テントの外に、何か危険なジェムモンスターが待ち構えている事もなく、ひんやりとした風が吹き抜ける。
「おお、朝は割と気温が低くなってきたなあ。そろそろあのマントの出番かも」
一晩で一気に気温が下がった気がする。
これが飛び地特有の気温なのか、それとも一気に秋が深まったのかわからないけれども、また吹き付けて来た冷たい風に大きく身震いをした俺は、今日からハンプールで買ったあのマントを使う事に決めたのだった。
「おはよう。朝からずいぶんと賑やかだったがもう大丈夫か?」
その時テントの外からからかうようなハスフェルの声が聞こえて、三人がテントを覗き込む。
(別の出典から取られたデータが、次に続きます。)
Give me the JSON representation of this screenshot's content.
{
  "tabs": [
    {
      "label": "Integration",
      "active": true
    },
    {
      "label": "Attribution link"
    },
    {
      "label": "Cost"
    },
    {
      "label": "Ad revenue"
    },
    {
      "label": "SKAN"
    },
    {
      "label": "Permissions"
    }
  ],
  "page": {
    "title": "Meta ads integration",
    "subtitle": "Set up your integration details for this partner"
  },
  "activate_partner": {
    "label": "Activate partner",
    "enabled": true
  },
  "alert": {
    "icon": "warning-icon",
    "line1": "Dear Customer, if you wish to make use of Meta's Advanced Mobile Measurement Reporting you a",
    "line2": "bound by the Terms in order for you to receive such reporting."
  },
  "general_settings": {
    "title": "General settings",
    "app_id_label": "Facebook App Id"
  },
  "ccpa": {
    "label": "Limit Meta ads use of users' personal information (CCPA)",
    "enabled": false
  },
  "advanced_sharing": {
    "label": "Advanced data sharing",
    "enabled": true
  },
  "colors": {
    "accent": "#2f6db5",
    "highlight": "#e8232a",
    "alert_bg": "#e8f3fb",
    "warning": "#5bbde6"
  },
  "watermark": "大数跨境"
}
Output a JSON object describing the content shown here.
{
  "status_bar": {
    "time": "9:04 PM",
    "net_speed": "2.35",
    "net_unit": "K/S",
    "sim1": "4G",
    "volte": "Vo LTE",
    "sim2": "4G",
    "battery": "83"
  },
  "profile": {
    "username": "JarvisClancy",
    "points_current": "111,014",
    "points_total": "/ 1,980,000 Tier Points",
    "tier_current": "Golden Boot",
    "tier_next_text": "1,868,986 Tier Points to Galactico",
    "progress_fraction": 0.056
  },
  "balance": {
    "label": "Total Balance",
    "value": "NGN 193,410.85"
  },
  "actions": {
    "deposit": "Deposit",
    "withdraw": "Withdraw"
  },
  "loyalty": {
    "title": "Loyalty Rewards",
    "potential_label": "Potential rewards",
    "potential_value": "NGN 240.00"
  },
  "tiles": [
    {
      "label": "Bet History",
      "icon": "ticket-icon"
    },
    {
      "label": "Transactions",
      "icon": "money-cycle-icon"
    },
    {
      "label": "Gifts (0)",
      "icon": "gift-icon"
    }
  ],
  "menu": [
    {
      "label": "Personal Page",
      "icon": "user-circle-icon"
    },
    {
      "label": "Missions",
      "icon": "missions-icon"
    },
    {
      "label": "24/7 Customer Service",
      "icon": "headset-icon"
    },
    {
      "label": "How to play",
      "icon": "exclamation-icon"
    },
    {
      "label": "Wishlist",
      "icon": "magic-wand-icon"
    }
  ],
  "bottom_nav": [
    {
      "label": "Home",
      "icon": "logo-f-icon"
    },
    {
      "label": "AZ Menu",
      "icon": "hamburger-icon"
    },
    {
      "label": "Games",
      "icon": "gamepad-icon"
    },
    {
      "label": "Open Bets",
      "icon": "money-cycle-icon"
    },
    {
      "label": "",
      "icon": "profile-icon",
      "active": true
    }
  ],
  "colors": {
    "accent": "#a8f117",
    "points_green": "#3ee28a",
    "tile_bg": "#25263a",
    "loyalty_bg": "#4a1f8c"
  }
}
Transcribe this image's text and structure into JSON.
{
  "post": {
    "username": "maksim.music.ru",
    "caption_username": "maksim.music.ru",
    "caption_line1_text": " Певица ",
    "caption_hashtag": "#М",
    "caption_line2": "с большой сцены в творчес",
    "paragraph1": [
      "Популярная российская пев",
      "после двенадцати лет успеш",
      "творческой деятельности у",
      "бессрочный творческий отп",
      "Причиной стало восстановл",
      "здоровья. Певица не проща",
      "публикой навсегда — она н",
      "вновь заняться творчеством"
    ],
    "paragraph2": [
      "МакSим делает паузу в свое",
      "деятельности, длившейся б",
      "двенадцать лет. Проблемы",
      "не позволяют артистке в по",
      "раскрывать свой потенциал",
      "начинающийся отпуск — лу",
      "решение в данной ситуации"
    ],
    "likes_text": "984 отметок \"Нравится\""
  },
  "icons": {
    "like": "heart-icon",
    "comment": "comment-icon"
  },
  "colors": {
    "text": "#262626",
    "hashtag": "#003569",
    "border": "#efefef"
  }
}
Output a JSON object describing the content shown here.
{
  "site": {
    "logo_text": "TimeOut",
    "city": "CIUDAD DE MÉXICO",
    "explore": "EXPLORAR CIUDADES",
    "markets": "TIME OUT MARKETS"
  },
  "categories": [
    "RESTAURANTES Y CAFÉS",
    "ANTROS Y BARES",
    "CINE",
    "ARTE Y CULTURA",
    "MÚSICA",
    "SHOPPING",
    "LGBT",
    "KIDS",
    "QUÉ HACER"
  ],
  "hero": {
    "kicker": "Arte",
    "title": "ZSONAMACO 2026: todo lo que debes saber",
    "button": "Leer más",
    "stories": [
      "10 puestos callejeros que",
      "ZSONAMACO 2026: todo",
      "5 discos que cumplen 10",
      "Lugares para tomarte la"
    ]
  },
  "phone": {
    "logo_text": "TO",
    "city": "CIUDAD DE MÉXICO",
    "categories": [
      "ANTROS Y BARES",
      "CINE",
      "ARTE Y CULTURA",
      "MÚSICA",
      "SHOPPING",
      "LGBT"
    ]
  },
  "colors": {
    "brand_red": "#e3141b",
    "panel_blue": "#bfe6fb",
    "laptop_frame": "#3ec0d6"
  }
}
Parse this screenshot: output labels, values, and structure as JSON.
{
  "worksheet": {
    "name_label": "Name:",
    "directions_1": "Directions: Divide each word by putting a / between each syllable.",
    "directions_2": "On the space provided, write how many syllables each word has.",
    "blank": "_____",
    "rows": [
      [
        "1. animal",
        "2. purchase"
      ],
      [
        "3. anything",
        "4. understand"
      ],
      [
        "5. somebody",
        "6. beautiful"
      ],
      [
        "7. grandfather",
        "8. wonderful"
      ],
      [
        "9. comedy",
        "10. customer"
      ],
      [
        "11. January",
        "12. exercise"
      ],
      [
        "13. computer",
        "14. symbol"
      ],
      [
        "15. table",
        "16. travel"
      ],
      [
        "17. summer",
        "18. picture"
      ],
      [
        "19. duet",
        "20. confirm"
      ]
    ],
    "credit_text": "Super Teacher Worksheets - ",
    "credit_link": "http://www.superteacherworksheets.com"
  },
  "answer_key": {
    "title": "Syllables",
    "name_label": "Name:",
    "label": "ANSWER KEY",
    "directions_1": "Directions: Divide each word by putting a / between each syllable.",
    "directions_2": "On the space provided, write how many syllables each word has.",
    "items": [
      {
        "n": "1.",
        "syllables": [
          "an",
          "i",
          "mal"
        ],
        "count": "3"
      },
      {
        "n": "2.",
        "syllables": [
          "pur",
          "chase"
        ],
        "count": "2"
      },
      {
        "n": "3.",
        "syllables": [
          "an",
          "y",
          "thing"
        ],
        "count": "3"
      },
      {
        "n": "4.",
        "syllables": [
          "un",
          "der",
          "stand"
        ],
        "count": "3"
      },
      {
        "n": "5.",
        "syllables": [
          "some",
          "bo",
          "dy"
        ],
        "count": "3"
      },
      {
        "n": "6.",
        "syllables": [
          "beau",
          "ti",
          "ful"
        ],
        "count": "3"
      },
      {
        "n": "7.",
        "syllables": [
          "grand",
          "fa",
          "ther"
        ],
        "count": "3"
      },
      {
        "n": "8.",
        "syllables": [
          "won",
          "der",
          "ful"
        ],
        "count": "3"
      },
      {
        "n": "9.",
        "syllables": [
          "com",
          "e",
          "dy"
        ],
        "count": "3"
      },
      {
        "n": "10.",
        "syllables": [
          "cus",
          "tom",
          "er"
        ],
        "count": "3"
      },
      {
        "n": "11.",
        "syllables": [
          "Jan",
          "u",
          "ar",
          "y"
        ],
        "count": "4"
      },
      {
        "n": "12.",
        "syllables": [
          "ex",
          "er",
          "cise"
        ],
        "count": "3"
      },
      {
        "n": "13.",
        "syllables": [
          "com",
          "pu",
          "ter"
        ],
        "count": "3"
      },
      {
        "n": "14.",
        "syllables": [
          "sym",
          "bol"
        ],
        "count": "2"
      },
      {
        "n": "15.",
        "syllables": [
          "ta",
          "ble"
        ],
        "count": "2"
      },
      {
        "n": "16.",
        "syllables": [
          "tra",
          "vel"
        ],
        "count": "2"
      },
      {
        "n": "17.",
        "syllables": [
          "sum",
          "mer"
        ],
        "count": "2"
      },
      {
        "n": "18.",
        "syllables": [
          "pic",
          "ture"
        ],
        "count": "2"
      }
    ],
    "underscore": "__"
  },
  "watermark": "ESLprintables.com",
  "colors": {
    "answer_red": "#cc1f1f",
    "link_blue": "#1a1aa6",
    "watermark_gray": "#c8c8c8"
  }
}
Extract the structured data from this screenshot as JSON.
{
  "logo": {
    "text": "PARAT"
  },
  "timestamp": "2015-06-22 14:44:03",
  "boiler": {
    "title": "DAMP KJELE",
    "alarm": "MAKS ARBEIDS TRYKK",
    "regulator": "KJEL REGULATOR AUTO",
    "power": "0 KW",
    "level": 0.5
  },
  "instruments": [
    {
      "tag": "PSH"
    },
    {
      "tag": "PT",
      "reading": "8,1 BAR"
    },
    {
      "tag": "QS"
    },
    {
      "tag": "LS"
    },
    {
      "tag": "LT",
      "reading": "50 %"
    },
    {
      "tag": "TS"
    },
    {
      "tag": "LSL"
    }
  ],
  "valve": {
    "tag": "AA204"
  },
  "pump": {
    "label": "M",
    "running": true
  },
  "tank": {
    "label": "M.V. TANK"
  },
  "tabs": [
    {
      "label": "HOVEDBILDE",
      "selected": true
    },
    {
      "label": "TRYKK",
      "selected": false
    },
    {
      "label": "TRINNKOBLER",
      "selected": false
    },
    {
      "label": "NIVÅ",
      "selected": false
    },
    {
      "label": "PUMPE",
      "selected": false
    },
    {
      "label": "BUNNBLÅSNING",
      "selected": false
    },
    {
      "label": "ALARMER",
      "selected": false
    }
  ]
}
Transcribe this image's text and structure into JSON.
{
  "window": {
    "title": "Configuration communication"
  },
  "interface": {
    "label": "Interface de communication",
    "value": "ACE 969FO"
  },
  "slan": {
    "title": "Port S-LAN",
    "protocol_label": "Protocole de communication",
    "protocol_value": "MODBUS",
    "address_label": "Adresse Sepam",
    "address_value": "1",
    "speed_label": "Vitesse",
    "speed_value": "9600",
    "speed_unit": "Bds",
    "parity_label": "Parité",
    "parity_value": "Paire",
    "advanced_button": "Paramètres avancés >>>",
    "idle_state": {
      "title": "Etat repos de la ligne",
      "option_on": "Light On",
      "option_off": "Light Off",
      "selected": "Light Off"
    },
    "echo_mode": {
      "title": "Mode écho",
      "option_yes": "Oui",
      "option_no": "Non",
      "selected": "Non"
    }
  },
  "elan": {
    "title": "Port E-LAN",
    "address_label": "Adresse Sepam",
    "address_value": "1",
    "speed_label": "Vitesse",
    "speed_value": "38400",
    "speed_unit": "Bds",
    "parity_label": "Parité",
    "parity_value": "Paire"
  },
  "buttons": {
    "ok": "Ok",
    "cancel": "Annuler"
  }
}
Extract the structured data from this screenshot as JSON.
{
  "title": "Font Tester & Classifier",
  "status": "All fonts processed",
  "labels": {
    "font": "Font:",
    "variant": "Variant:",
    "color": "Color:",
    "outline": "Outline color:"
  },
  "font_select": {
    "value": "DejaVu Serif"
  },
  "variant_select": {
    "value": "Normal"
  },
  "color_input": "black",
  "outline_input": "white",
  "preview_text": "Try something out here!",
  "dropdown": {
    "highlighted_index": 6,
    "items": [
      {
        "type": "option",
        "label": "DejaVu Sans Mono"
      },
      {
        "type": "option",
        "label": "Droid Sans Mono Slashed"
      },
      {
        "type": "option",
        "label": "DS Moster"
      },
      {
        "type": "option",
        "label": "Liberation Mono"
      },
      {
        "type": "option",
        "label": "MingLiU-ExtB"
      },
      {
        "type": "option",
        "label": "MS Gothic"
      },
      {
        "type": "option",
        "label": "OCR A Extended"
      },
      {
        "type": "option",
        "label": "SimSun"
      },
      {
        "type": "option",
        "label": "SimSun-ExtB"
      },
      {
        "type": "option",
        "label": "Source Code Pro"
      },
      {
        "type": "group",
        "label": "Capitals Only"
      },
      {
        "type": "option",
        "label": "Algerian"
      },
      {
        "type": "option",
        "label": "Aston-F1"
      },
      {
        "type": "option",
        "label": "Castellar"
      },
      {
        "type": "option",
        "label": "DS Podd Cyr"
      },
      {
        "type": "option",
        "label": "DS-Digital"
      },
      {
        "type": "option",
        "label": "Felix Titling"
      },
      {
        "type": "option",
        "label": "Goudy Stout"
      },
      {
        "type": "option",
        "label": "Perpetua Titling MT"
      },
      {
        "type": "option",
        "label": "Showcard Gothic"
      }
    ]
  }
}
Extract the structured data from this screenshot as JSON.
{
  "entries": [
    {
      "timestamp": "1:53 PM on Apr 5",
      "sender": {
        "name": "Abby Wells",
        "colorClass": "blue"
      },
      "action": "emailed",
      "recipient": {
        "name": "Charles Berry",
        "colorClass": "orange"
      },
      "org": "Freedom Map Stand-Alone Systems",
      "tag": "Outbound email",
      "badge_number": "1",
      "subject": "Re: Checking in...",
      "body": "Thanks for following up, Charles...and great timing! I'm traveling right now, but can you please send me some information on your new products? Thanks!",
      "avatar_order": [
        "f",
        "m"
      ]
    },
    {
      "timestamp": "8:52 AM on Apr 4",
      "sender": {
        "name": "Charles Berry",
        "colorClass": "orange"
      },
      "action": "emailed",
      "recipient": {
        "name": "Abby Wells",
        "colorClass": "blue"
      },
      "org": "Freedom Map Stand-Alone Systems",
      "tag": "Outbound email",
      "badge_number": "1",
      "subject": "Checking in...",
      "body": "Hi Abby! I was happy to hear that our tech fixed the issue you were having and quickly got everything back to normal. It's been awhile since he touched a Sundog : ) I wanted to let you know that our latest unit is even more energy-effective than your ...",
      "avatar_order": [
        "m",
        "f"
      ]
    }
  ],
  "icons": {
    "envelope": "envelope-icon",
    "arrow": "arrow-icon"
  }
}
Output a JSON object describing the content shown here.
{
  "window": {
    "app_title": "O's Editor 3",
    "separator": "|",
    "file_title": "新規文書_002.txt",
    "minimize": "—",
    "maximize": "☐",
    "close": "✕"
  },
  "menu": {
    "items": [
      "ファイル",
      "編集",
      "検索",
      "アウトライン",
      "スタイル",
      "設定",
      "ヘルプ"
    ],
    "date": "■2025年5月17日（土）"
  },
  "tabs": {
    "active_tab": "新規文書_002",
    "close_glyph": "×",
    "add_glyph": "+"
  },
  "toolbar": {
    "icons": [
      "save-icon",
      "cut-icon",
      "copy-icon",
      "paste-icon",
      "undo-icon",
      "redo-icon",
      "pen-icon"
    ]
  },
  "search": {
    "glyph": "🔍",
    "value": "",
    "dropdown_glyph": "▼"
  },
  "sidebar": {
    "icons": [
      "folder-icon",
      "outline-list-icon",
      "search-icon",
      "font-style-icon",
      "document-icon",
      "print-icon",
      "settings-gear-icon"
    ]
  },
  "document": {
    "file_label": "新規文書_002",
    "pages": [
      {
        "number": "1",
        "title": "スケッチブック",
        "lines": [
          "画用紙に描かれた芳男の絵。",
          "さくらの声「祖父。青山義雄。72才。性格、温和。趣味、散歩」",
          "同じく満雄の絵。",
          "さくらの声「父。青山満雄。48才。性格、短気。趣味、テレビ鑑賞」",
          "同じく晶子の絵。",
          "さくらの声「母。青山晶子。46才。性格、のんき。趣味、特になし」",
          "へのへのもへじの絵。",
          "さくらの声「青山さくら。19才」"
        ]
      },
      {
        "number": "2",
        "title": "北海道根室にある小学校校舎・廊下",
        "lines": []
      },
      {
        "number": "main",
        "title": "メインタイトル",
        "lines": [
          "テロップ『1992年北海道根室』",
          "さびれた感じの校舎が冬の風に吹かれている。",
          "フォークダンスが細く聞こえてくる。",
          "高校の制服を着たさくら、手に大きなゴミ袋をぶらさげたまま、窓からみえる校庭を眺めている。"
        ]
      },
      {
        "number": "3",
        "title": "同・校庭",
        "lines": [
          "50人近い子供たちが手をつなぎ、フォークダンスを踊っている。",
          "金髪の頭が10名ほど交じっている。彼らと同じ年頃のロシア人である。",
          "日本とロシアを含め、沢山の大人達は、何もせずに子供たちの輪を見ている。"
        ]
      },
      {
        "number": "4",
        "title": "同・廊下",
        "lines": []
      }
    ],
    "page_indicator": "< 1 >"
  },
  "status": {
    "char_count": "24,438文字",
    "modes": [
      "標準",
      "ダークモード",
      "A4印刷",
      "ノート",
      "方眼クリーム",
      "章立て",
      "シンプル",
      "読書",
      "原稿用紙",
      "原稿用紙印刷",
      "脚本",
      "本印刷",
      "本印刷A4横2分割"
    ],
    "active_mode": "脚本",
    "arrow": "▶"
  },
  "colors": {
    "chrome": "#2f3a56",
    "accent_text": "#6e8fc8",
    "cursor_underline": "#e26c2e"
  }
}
「おう、おはようさん。もう準備万端だよ。じゃあ作り置きを出すから好きに食ってくれよな」
サクラに適当に出来合いのサンドイッチや屋台飯を取り出してもらい、それぞれ好きにがっつり食事をした。
シャムエル様は、いつものタマゴサンドと鶏ハムをもらってご機嫌で尻尾を振り回していたよ。
食事の後、少し休憩してからテントを撤収した俺達は、それぞれの従魔に飛び乗り目的地へ向けて一気に駆け出したのだった。
さて、ネズミ狩りはどうなるのやら。でも、お宝が金銀財宝って言われたら、ちょっと張り切っちゃうぞ。
これぞRPGって感じだよな。
マックスの背の上でちょっとワクワクしながら、呑気にそんな事を考えていたのだった。